Side effects (also called adverse drug reactions) are the unexpected or unintended effects of a drug. Generally, these are not the effects you want to happen. However, while some side effects (for example, feeling tired or drowsy) may be unwelcome, some can have a beneficial effect (for example, by reducing your appetite if you are overweight, or by lowering your cholesterol).
Why do side effects happen?
When you take a prescribed drug you are obviously taking it for a reason, which is to make something happen such as preventing a condition or treating a symptom. The aim of AEDs is to stop seizures happening. But when you take a drug — any drug — there is also a possibility of side effects.
Medication usually needs to get into your body, and around it, in your bloodstream to reach the area it needs to work on (called the site of action) before it is removed from the body. As the medication makes this journey it can have other, sometimes unwelcome, effects.
Do side effects always happen?
The list of side effects for any drug, including AEDs, can be very long and quite off-putting. But side effects are only possible effects: they do not always happen. Generally, most people take drugs without having serious side effects (that is, side effects that mean they want, or need, to stop taking the drug). Whether these side effects happen or not depends on the individual because different people can respond differently to the same drug.
Patient information leaflets use terms like ‘common' and ‘rare’. But what do these terms actually mean?
These terms are the same for all drugs and refer to the likelihood that a side effect will happen. This likelihood is shown by how many people will get it:
- Very common means that more than one-in-10 people will get it
- Common means that one-in-100 to one-in-10 people will get it
- Occasional means that one-in-1,000 to one-in-100 people will get it
- Rare means that less than one-in-1,000 people will get it
- Very rare means that less than one-in-10,000 people will get it
- Extremely rare means that less than one-in-100,000 people will get it
These terms tell you how many people are likely to get the side effect, but they cannot tell you how likely you are to get it.
Knowing what these terms actually mean may help you to put side effects into perspective. This can be helpful when you are making decisions about taking - or not taking - medication.
Are side effects the same for all AEDs?
No, they vary from one drug to another. When drugs are developed they are tested on many people and the common side effects are listed on the patient information leaflet (PIL) that comes with each drug. If the side effects are very serious the drug may not continue to be developed.

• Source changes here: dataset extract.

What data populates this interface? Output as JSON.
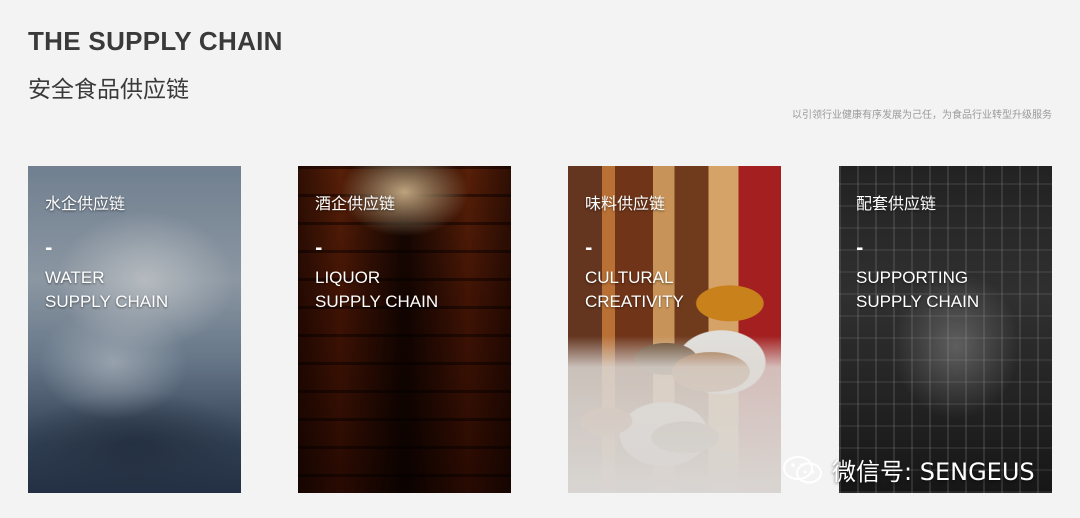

Although the tests are done on many people, once a drug is licensed and prescribed it may be used by thousands of people over long periods of time. Some side effects, particularly those that are extremely rare or ‘idiosyncratic’ (that is, unique to you) may not have come to light during the trials and may not be seen until the drug is being widely used. Also, some side effects only happen if the drug is taken over a very long period of time, possibly over many years or decades, and so will not be seen during the trials.
What should I do if I have a side effect that is not listed in the PIL?

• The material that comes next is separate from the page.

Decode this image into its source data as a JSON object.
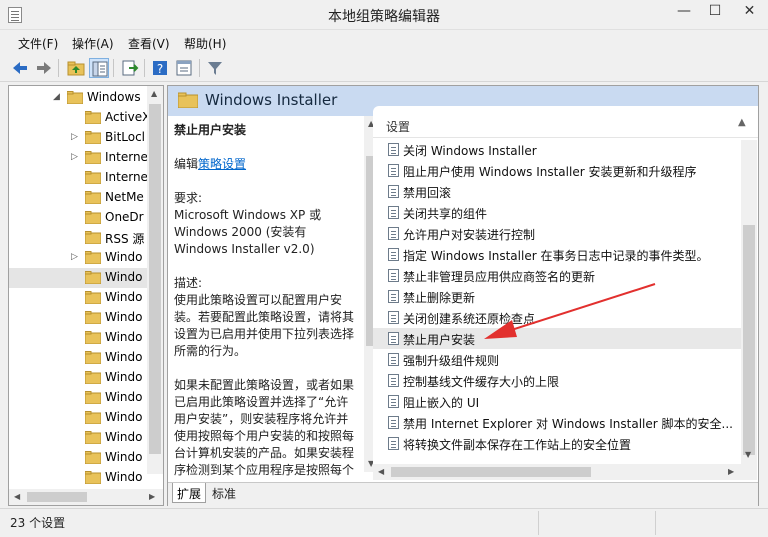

If you have a side effect that is not listed in the drug’s PIL you can report it to the Medicines and Healthcare products Regulatory Agency (MHRA), the government agency which makes sure that drugs work and are safe to use. The MHRA runs the Yellow Card Scheme for reporting side effects from drugs, including prescription drugs, over-the-counter medicines and herbal remedies. If you think you have a side effect from a drug you can complete a Yellow Card by:
- asking your pharmacist or GP for one
- calling the Yellow Card hotline on 0203 080 6701 or
- completing a form online at yellowcard.mhra.gov.uk
The MHRA looks at all the side effects reported through this scheme and, if necessary, can take action - for example, by making sure that a new side effect is listed in the PIL, or by issuing a warning to particular people who may experience the side effect.